MASON CITY - Snow and blizzard like conditions closed North Iowa schools and made travel difficult Thursday.
A blizzard warning was issued and ran through Thursday.
The National Weather Service, characterized travel as "extremely dangerous. Do not travel."
Law enforcement and emergency responders took to social media, warning travelers to stay off the roads and be safe.
“If you don't have to go anywhere today, it may be a good day to get caught up on some things at home,” Mason City Police posted on Facebook.
Mason City, Clear Lake and Newman Catholic were part of no fewer than a dozen area districts to call off classes.
Others included: Northwood-Kensett, Central Springs, Rockford, West Hancock, Forest City, Osage, Riceville, Nashua-Plainfield, and Algona.
The decision ended the chance for many districts to complete a full week of classes for the first time in almost a month.
North Iowa Area Community College closed at noon.
Still most area school districts aren't concerned that this recent stretch of bad weather will cause problems for their respective student bodies.
Northwood-Kensett Superintendent Michael Crozier said that the district has an extra 60 hours in the schedule over the 1080 hours that the state requires, which computes to a little more than nine days.
"We may make up time even if we are above 1080," Crozier said. "I am not worried. If we have to go into June, we will do that."
That sentiment is echoed by Steve Ward, superintendent at Central Springs.

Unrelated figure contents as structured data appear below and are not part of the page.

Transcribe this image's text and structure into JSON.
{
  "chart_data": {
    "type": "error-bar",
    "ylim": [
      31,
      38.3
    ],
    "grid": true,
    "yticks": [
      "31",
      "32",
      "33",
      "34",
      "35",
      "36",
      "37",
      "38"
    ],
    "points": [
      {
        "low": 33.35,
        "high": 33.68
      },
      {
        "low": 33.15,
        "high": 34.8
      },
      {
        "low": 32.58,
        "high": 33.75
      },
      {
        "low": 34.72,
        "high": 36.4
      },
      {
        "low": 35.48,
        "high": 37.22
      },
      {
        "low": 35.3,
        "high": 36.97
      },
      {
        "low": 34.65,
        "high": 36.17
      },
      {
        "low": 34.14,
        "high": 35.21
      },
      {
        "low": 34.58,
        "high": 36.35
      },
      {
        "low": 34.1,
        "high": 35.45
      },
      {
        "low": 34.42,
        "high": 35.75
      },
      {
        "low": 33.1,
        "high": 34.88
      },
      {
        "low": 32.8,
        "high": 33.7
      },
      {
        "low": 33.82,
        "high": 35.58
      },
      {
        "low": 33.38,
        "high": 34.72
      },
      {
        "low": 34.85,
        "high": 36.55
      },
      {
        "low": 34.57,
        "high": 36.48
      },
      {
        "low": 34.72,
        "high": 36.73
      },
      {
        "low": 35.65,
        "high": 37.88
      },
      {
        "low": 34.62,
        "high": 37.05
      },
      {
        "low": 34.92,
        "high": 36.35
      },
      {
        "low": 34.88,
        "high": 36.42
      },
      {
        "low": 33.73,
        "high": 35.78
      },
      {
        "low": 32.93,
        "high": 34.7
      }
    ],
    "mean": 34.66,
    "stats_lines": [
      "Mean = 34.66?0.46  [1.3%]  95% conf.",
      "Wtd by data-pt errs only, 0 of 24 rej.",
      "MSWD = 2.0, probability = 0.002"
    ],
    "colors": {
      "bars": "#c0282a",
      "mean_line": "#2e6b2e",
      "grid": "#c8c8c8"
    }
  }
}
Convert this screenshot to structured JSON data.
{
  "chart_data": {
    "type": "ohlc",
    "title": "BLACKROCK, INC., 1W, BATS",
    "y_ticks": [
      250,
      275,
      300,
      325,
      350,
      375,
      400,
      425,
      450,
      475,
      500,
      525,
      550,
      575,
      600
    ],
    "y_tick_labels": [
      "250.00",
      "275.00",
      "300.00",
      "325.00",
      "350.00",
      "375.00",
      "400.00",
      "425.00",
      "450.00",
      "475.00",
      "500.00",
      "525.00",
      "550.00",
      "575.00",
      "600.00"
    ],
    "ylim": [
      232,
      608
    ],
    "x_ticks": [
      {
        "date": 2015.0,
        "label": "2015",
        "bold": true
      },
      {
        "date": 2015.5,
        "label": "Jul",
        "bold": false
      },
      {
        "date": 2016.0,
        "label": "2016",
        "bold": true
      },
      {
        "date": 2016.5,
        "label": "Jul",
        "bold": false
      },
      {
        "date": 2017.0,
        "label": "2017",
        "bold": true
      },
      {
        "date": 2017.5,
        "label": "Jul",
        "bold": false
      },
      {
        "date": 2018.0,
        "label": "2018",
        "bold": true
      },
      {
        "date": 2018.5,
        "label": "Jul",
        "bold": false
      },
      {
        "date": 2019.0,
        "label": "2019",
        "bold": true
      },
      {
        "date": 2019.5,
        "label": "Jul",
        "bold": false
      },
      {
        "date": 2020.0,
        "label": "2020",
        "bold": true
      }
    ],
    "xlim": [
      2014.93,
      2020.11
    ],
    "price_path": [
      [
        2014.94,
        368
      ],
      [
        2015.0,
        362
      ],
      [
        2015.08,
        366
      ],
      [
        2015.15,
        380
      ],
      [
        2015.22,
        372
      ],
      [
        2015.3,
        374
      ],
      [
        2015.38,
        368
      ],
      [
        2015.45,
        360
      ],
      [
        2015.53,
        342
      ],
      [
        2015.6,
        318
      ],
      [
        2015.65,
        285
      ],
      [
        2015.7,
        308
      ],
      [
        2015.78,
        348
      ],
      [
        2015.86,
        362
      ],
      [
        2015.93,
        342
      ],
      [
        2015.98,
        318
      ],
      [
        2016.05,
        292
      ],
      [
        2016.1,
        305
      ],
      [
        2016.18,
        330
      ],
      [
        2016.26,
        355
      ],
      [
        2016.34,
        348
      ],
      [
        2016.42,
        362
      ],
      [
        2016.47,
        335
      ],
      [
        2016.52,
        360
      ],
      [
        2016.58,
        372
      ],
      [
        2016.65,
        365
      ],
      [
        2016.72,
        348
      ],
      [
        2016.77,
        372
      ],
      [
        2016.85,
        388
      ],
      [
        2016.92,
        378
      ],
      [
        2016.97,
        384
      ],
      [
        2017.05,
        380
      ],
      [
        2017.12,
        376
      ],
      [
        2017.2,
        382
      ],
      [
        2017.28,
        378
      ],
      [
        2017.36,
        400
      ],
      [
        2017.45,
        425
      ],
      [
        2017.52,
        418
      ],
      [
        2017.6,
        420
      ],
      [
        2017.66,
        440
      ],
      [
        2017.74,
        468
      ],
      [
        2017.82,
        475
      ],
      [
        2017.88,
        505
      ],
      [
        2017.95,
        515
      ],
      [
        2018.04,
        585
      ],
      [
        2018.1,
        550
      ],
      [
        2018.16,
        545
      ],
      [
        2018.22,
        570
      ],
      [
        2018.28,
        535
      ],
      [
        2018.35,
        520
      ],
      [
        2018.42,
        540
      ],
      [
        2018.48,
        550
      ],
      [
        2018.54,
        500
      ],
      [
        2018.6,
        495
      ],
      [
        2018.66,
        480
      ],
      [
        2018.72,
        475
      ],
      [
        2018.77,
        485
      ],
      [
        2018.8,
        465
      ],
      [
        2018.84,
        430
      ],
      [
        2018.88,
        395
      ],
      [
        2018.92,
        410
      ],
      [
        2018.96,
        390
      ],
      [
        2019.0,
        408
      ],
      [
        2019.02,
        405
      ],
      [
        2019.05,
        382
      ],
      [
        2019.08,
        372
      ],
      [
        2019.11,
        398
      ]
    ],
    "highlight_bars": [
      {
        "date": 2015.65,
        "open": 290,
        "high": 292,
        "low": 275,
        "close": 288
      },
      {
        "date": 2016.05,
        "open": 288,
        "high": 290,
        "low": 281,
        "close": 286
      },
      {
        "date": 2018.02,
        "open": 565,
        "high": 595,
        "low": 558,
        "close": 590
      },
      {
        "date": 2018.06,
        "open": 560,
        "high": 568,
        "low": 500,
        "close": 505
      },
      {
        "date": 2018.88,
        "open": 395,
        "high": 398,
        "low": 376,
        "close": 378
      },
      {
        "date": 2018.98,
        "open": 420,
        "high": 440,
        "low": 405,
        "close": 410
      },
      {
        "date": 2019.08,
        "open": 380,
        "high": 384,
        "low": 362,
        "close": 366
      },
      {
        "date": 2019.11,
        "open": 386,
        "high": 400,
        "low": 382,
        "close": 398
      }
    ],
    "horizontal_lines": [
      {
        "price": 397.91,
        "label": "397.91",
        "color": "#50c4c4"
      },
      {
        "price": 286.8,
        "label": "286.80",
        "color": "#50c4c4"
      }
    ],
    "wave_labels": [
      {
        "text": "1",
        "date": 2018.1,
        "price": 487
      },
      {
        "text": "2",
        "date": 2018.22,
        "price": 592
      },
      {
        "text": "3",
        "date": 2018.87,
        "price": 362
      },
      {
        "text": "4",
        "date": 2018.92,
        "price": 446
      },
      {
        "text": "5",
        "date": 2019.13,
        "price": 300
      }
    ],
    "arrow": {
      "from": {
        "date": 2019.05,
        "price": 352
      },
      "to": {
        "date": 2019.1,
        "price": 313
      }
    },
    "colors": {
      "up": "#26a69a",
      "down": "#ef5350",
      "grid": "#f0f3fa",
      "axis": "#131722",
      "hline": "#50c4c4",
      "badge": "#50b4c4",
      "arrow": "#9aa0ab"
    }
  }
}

According to Ward, the school board could "reduce the days by some of the extra hours we go over the state minimum." Currently, Central Spring has missed seven total days.
Right now, students at West Hancock have two days to make up.
Superintendent Wayne Kronemann has said that "We scheduled 78 hours or 13 days extra this year, we do not make up the first five days that we miss."
Doug Gee, Clear Lake's superintendent, similarly noted the school has extra hours built into the 1080 required and it's "getting close to the number of hours with these last few days."
"This will be something the school board will talk about and decide how many or them the students will make-up," Gee said.
Today, Forest City opted for an "E-learning day" which will reduce one day at the end of the school year to make-up.
If response to the switch stays positive, Superintendent Darwin Lehmann indicated Forest City will continue with E-days.
"After we receive feedback from students, parents, and staff we will evaluate if we use E-learning days in the future."
Such planning is challenged by harsh extremes and erratic shifts.
North Iowa received between 1 to 3 inches of snow combined with single digit temperatures, dropping to minus-9 below zero overnight.Winds ranged from 23 to 31 mph with gusts has high as 44 mph, causing blizzard like conditions with blowing snow.
Wind chills were as low as minus-35, though still not as brisk as polar vortex temperatures a week ago.
Temperatures reached a raw minus-29 during the polar vortex. That doesn’t count the nearly minus-50 to minus-60 degree wind chill through the week.
On Jan. 30, Mason City broke the same record twice in one day. Record breaking temperatures for the day reached minus-27 Wednesday morning and then broke the record again around midnight at minus-29.
Wednesday also broke a record as the coldest high temperature on record in Mason City at minus-17 degrees for that date. It was also the second all-time coldest high temperature ever recorded in Mason City.
By Saturday, temperatures rose to the high 30s and reached 45 degrees Sunday.
According to the National Weather Service, Friday is expected to be sunny and cold with a high near 2 degrees and dangerously cold wind chills of minus-35. Temperatures will drop to minus-15 overnight into Saturday morning.
There is a chance of more snow Saturday night and throughout the day Sunday. Another chance of snow is possible Monday night and throughout the day Tuesday.